De ces notes, l’artiste en a fait un carnet de bord à l’écoute qui revèle le processus complexe de l’approche puis de la rencontre avec les personnes et nos interrogations communes sur les relations dans ce contexte. Une version de ce journal a ensuite été édité.
« Une femme d’origine africaine nous aborde, nous nous présentons succinctement et lui faisons part de notre désir de collecter des gestes.
« Des gestes ?
Indispensables à la survie dans le monde contemporain...
... Pour survivre à la vie ?
« Les gestes à la survie. Ben, donner la main. Tendre... tendre sa main. Tout simplement, c’est déjà un acte, ça montre la générosité. Et c’est vrai que c’est un geste qui se fait de moins en moins alors que... Que ça donne de l’émotion aux personnes qui reçoivent. Voilà »
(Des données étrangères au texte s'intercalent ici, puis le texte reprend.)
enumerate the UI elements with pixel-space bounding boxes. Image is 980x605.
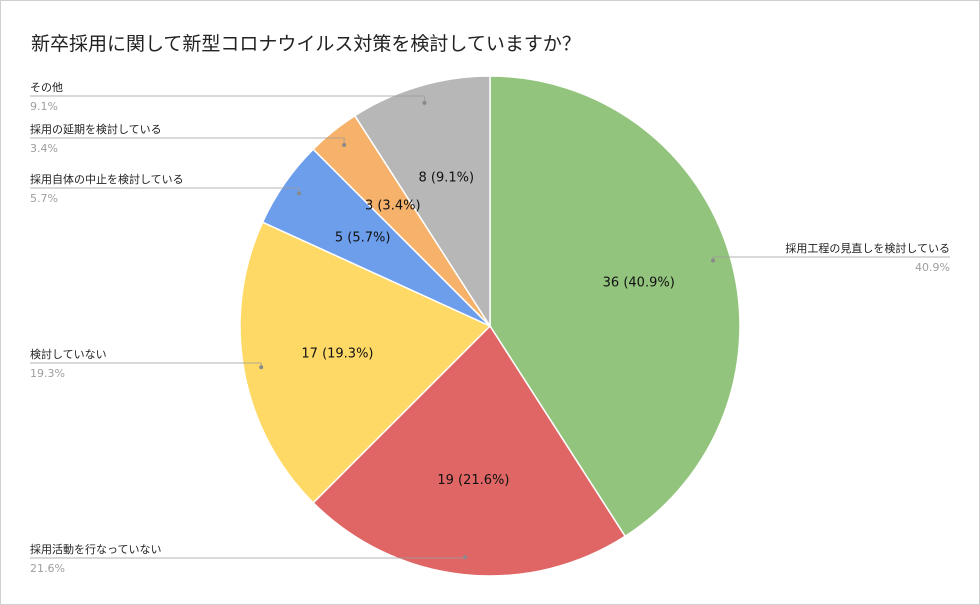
slice-2-leader-dot [259,365,264,370]
slice-2-percent-label: 19.3% [30,367,65,380]
slice-0-name-label: 採用工程の見直しを検討している [785,241,950,255]
slice-0-value-label: 36 (40.9%) [603,275,675,290]
slice-3-leader-dot [297,191,302,196]
pie-slices [239,75,741,577]
slice-5-name-label: その他 [30,81,63,94]
slice-1-leader-dot [463,555,468,560]
slice-0-leader-dot [711,258,716,263]
slice-2-value-label: 17 (19.3%) [301,347,373,362]
slice-4-value-label: 3 (3.4%) [365,198,421,213]
slice-0-percent-label: 40.9% [915,261,950,274]
chart-title: 新卒採用に関して新型コロナウイルス対策を検討していますか？ [31,33,581,55]
slice-2-name-label: 検討していない [30,347,107,361]
slice-5-value-label: 8 (9.1%) [419,170,475,185]
slice-3-value-label: 5 (5.7%) [335,231,391,246]
slice-3-leader-line [30,187,300,194]
slice-4-leader-line [30,137,345,145]
slice-1 [312,324,627,577]
slice-5-leader-line [30,95,425,103]
slice-5-leader-dot [422,100,427,105]
leader-lines [30,95,950,560]
slice-5-percent-label: 9.1% [30,100,58,113]
slice-1-value-label: 19 (21.6%) [437,473,509,488]
slice-2 [239,221,492,504]
slice-4-name-label: 採用の延期を検討している [30,122,162,136]
slice-1-name-label: 採用活動を行なっていない [30,542,161,556]
slice-5 [353,75,491,329]
slice-0 [489,75,741,538]
slice-1-percent-label: 21.6% [30,562,65,575]
slice-3-name-label: 採用自体の中止を検討している [30,172,184,186]
slice-3-percent-label: 5.7% [30,192,58,205]
slice-4-leader-dot [342,142,347,147]
slice-value-labels: 36 (40.9%) 19 (21.6%) 17 (19.3%) 5 (5.7%) 3 … [301,170,674,488]
slice-0-leader-line [712,256,950,261]
slice-4-percent-label: 3.4% [30,142,58,155]
external-labels: 採用工程の見直しを検討している 40.9% 採用活動を行なっていない 21.6% 検討し… [30,81,950,575]
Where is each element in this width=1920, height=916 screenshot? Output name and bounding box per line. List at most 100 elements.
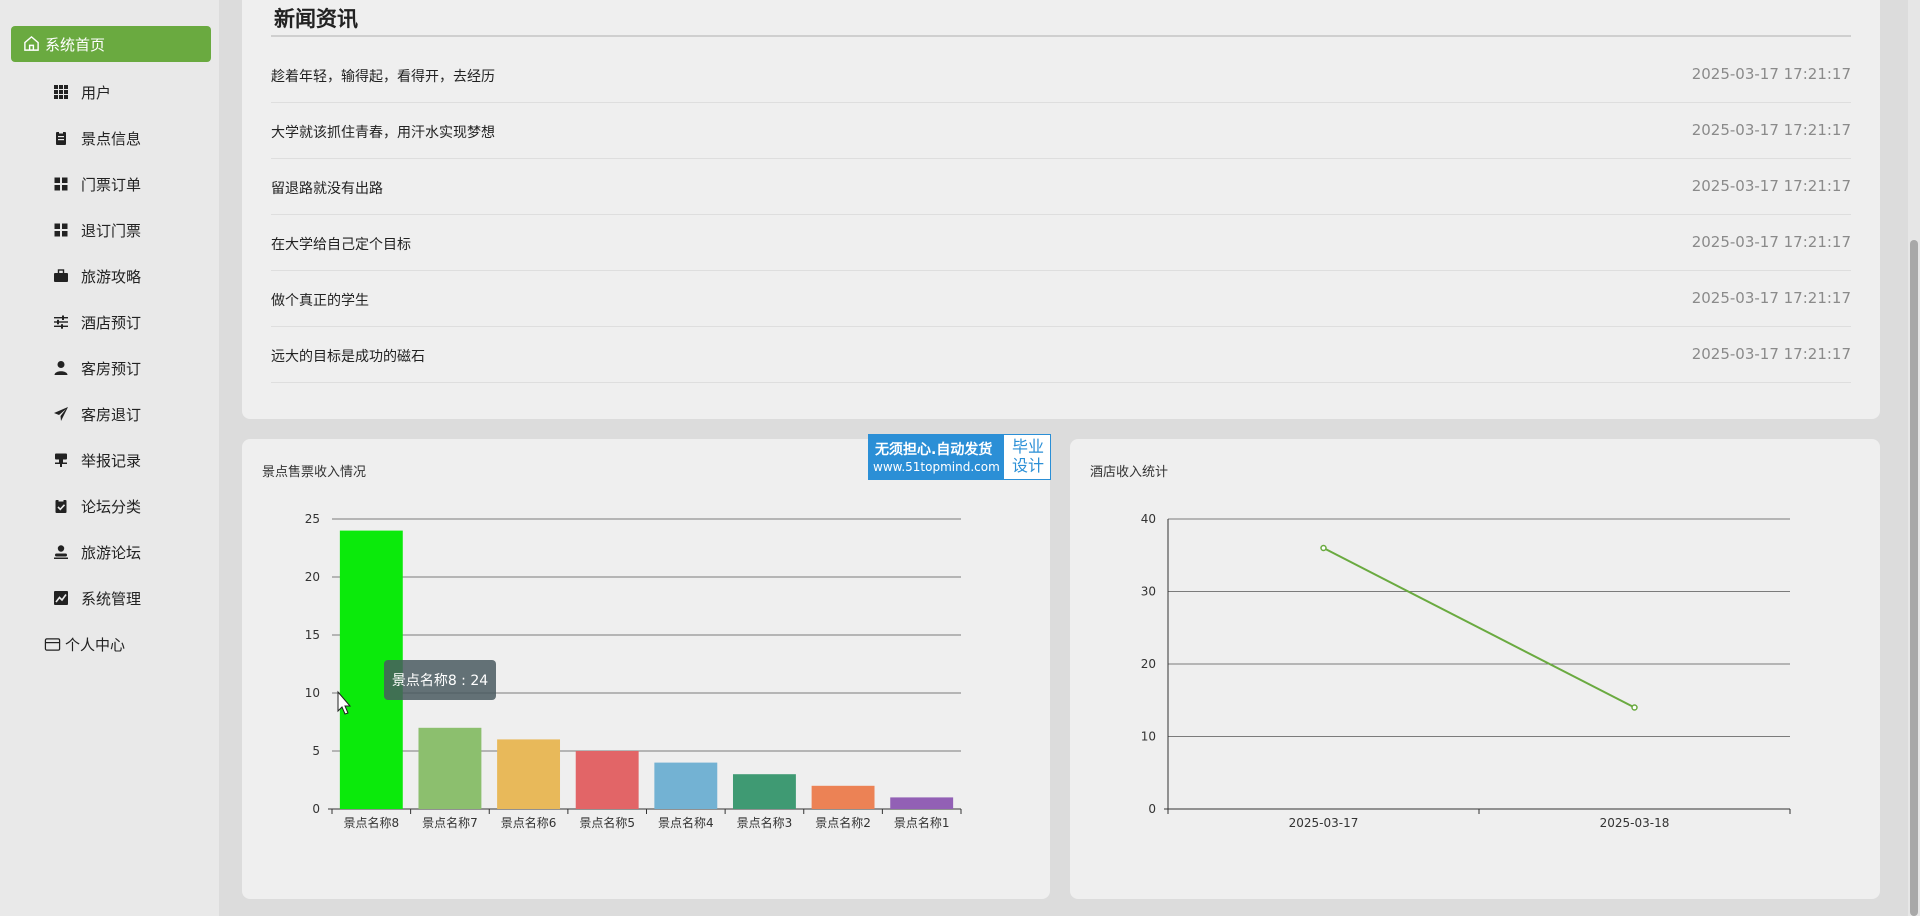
sidebar-item-label: 论坛分类	[81, 497, 142, 516]
bar	[811, 785, 875, 809]
promo-right1: 毕业	[1011, 437, 1044, 456]
sidebar-item[interactable]: 系统管理	[0, 582, 219, 614]
sidebar: 系统首页 用户景点信息门票订单退订门票旅游攻略酒店预订客房预订客房退订举报记录论…	[0, 0, 219, 916]
x-tick-label: 景点名称6	[501, 815, 557, 830]
news-item-title[interactable]: 远大的目标是成功的磁石	[271, 349, 425, 365]
promo-badge-right: 毕业 设计	[1006, 437, 1050, 475]
y-tick-label: 10	[1141, 730, 1156, 744]
sidebar-item[interactable]: 门票订单	[0, 168, 219, 200]
ticket-revenue-chart-panel: 景点售票收入情况 0 5 10 15 20 25 景点名称8 景点名称7 景点名称6 景点名称5 景…	[242, 439, 1050, 899]
news-item-time: 2025-03-17 17:21:17	[1691, 121, 1851, 139]
sidebar-item[interactable]: 客房退订	[0, 398, 219, 430]
sidebar-item-label: 客房预订	[81, 359, 142, 378]
apps-icon	[53, 176, 69, 192]
y-tick-label: 40	[1141, 512, 1156, 526]
hotel-revenue-chart-panel: 酒店收入统计 0 10 20 30 40 2025-03-17 2025-03-18	[1070, 439, 1880, 899]
sidebar-item-label: 景点信息	[81, 129, 142, 148]
x-tick-label: 景点名称8	[343, 815, 399, 830]
x-tick-label: 景点名称2	[815, 815, 871, 830]
news-item-title[interactable]: 留退路就没有出路	[271, 181, 383, 197]
news-item[interactable]: 留退路就没有出路 2025-03-17 17:21:17	[271, 159, 1851, 215]
bar	[890, 797, 954, 809]
sidebar-item[interactable]: 旅游攻略	[0, 260, 219, 292]
y-tick-label: 5	[312, 744, 320, 758]
sidebar-item[interactable]: 酒店预订	[0, 306, 219, 338]
user-icon	[53, 360, 69, 376]
sliders-icon	[53, 314, 69, 330]
news-panel: 新闻资讯 趁着年轻，输得起，看得开，去经历 2025-03-17 17:21:17…	[242, 0, 1880, 419]
stamp-icon	[53, 452, 69, 468]
sidebar-item[interactable]: 客房预订	[0, 352, 219, 384]
bar	[418, 727, 482, 809]
sidebar-item[interactable]: 旅游论坛	[0, 536, 219, 568]
y-tick-label: 0	[312, 802, 320, 816]
home-icon	[24, 35, 39, 51]
news-item-title[interactable]: 在大学给自己定个目标	[271, 237, 411, 253]
x-tick-label: 2025-03-18	[1600, 816, 1670, 830]
y-tick-label: 30	[1141, 585, 1156, 599]
chart-icon	[53, 590, 69, 606]
news-item[interactable]: 趁着年轻，输得起，看得开，去经历 2025-03-17 17:21:17	[271, 47, 1851, 103]
sidebar-item-personal[interactable]: 个人中心	[44, 628, 125, 660]
y-tick-label: 20	[1141, 657, 1156, 671]
news-item-time: 2025-03-17 17:21:17	[1691, 345, 1851, 363]
news-title: 新闻资讯	[274, 7, 358, 31]
chart-title: 景点售票收入情况	[262, 465, 367, 480]
x-tick-label: 景点名称1	[894, 815, 950, 830]
x-tick-label: 景点名称3	[737, 815, 793, 830]
sidebar-item[interactable]: 退订门票	[0, 214, 219, 246]
data-point	[1320, 544, 1327, 552]
ticket-revenue-chart: 0 5 10 15 20 25 景点名称8 景点名称7 景点名称6 景点名称5 景点名称4 景点名称3…	[305, 512, 962, 830]
promo-badge-left: 无须担心.自动发货 www.51topmind.com	[869, 435, 1004, 479]
y-tick-label: 20	[305, 570, 320, 584]
news-divider	[271, 35, 1851, 37]
sidebar-item[interactable]: 景点信息	[0, 122, 219, 154]
news-item-title[interactable]: 趁着年轻，输得起，看得开，去经历	[271, 69, 495, 85]
promo-badge[interactable]: 无须担心.自动发货 www.51topmind.com 毕业 设计	[868, 434, 1051, 480]
sidebar-item-label: 门票订单	[81, 175, 142, 194]
y-tick-label: 10	[305, 686, 320, 700]
sidebar-item-label: 旅游论坛	[81, 543, 142, 562]
y-tick-label: 15	[305, 628, 320, 642]
news-item[interactable]: 在大学给自己定个目标 2025-03-17 17:21:17	[271, 215, 1851, 271]
series-line	[1323, 547, 1635, 709]
grid-icon	[53, 84, 69, 100]
news-item-time: 2025-03-17 17:21:17	[1691, 233, 1851, 251]
sidebar-home-label: 系统首页	[45, 35, 106, 54]
news-item[interactable]: 大学就该抓住青春，用汗水实现梦想 2025-03-17 17:21:17	[271, 103, 1851, 159]
news-item-title[interactable]: 大学就该抓住青春，用汗水实现梦想	[271, 125, 495, 141]
x-tick-label: 景点名称5	[579, 815, 635, 830]
tooltip-box	[384, 660, 496, 700]
x-tick-label: 景点名称7	[422, 815, 478, 830]
scrollbar-thumb[interactable]	[1910, 240, 1918, 916]
sidebar-item-label: 酒店预订	[81, 313, 142, 332]
news-item-title[interactable]: 做个真正的学生	[271, 293, 369, 309]
clipboard-icon	[53, 130, 69, 146]
sidebar-item-label: 旅游攻略	[81, 267, 142, 286]
bar	[497, 739, 561, 809]
sidebar-item-label: 举报记录	[81, 451, 142, 470]
y-tick-label: 25	[305, 512, 320, 526]
bar	[732, 774, 796, 809]
card-icon	[44, 637, 61, 651]
news-item-time: 2025-03-17 17:21:17	[1691, 177, 1851, 195]
briefcase-icon	[53, 268, 69, 284]
clipboard-check-icon	[53, 498, 69, 514]
sidebar-item-label: 系统管理	[81, 589, 142, 608]
x-tick-label: 景点名称4	[658, 815, 714, 830]
sidebar-item-label: 退订门票	[81, 221, 142, 240]
news-item[interactable]: 远大的目标是成功的磁石 2025-03-17 17:21:17	[271, 327, 1851, 383]
sidebar-item[interactable]: 举报记录	[0, 444, 219, 476]
sidebar-item-label: 用户	[81, 83, 112, 102]
mouse-cursor-icon	[337, 690, 352, 715]
promo-right2: 设计	[1011, 456, 1044, 475]
sidebar-personal-label: 个人中心	[65, 635, 126, 654]
sidebar-item[interactable]: 论坛分类	[0, 490, 219, 522]
send-icon	[53, 406, 69, 422]
news-item-time: 2025-03-17 17:21:17	[1691, 65, 1851, 83]
promo-line1: 无须担心.自动发货	[875, 442, 993, 458]
news-item[interactable]: 做个真正的学生 2025-03-17 17:21:17	[271, 271, 1851, 327]
sidebar-item[interactable]: 用户	[0, 76, 219, 108]
hotel-revenue-chart: 0 10 20 30 40 2025-03-17 2025-03-18	[1141, 512, 1791, 830]
sidebar-item-home[interactable]: 系统首页	[11, 26, 211, 62]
À l’aune de ces expériences éphémères proposées par Marika Bürhmann ou Sylvie Cotton défiant les impératifs du marché de l’art, réinventer un geste pourrait renfermer un souffle écosophique , où il revient de créer des territoires existentiels habitables. Ces gestes artistiques ne questionnent-ils pas la façon de vivre, n’engagent-ils pas des formes atypiques de relation à autrui, ne reconsidèrent-ils pas la place de l’art dans l’espace public ? Félix Guattari a souligné que l’écosophie relève d’une autre logique que celle qui régit la communication ordinaire. La logique qui sous-tend ces gestes offerts, construits, produits ensemble au sein de ces pratiques diffuses est bien celle d’« intensités », qui ne prennent en compte que le processus, que le mouvement où l’absence de but se fait chemin. C’est alors que le manque de fin de ces gestes proposés se fait moyen, « et pure possibilité de se mouvoir » . Nous pourrions ainsi penser que cette dimension écosophique est présente lorsqu’il s’agit d’éprouver « la productivité symbolique et identitaire du geste ».